Es wird schon langsam dunkel, die Laternen auf der Promenade gehen an und sie reden immer noch. Es gibt etwas Wichtiges, das Susanne regeln muss, solange sie es noch kann.
»Jule, du weißt, was ich von deiner Mutter halte. Sie war nie eine gute Mutter und auch keine gute Ehefrau. Ruben hätte etwas Besseres verdient. Er ist so talentiert, so geschäftstüchtig. Du weißt, dass er immer wieder einen Weg gefunden hat, sich etwas aufzubauen. Was hätte aus ihm werden können, mit der richtigen Frau? Aber Ulrike hat ihn immer wieder runtergezogen. Mit ihrer Sauferei hat sie alles kaputt gemacht und sein Geld ausgegeben. Ich muss dir das leider so deutlich sagen. Aber du weißt es ja selbst.« Sie blickt das Mädchen etwas streng an, sie will nicht, dass es ihre Mutter verteidigt, nicht jetzt. Ihre Lippen sind schmal, wie immer, wenn sie von ihrer Schwiegertochter spricht.

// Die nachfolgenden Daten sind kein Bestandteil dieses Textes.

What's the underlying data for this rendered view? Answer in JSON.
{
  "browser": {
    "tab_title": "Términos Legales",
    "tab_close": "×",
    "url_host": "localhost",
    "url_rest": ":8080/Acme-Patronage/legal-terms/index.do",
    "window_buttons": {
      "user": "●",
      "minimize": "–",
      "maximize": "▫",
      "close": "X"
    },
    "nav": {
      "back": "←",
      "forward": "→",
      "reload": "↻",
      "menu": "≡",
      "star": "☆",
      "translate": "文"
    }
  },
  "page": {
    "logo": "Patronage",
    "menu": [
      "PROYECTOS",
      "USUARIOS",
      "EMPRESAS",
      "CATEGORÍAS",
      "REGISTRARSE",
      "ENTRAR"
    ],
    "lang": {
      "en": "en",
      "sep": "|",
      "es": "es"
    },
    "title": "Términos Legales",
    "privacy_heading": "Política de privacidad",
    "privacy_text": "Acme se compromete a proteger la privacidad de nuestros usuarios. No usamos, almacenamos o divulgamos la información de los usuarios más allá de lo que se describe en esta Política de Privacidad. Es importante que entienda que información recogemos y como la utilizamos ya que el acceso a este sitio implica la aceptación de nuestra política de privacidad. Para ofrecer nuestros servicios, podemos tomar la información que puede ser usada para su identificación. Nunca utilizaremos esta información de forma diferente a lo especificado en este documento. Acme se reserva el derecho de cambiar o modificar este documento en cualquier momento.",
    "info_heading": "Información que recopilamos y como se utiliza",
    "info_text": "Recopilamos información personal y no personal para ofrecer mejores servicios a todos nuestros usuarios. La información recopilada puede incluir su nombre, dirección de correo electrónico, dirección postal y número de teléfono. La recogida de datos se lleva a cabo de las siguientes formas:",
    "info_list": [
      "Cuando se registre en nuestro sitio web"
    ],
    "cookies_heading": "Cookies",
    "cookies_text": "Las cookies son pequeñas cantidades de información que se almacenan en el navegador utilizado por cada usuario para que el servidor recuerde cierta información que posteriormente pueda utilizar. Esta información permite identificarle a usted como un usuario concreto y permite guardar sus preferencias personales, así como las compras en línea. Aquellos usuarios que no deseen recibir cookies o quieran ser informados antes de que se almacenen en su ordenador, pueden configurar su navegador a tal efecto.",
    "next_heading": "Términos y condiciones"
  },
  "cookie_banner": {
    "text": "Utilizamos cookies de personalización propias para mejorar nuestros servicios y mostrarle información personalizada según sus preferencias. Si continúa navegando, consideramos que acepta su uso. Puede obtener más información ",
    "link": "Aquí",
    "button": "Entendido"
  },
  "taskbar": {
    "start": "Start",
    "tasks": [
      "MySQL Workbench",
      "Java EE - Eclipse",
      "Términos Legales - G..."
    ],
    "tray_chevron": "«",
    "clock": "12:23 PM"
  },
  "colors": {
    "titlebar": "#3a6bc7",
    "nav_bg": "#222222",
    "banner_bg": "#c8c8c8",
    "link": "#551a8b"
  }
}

Jule nickt stumm. Was soll sie sagen? Es stimmt ja, dass ihre Mutter trinkt. Aber schon die Vierzehnjährige weiß, dass das keinen Einfluss auf die Geschäfte ihres Vaters hat. Der zieht sein Ding immer durch, Ulrike wäre wohl die Letzte, von der er sich beeinflussen ließe. Im Gegenteil. Jule denkt, dass ihre Mutter wohl nicht so viel trinken würde, wenn ihr Vater etwas netter zu ihr wäre. Nur, dass dem das völlig egal ist.
»Hör zu, Jule. Ich vertraue dir jetzt etwas an, was unbedingt unter uns bleiben muss. Eigentlich bist du noch zu jung, als dass ich mit dir darüber reden sollte, aber was bleibt mir übrig.«
Sie stöhnt leise, als sie sich in ihrem Sessel zurechtsetzt und zieht sich die Decke enger um die Schultern.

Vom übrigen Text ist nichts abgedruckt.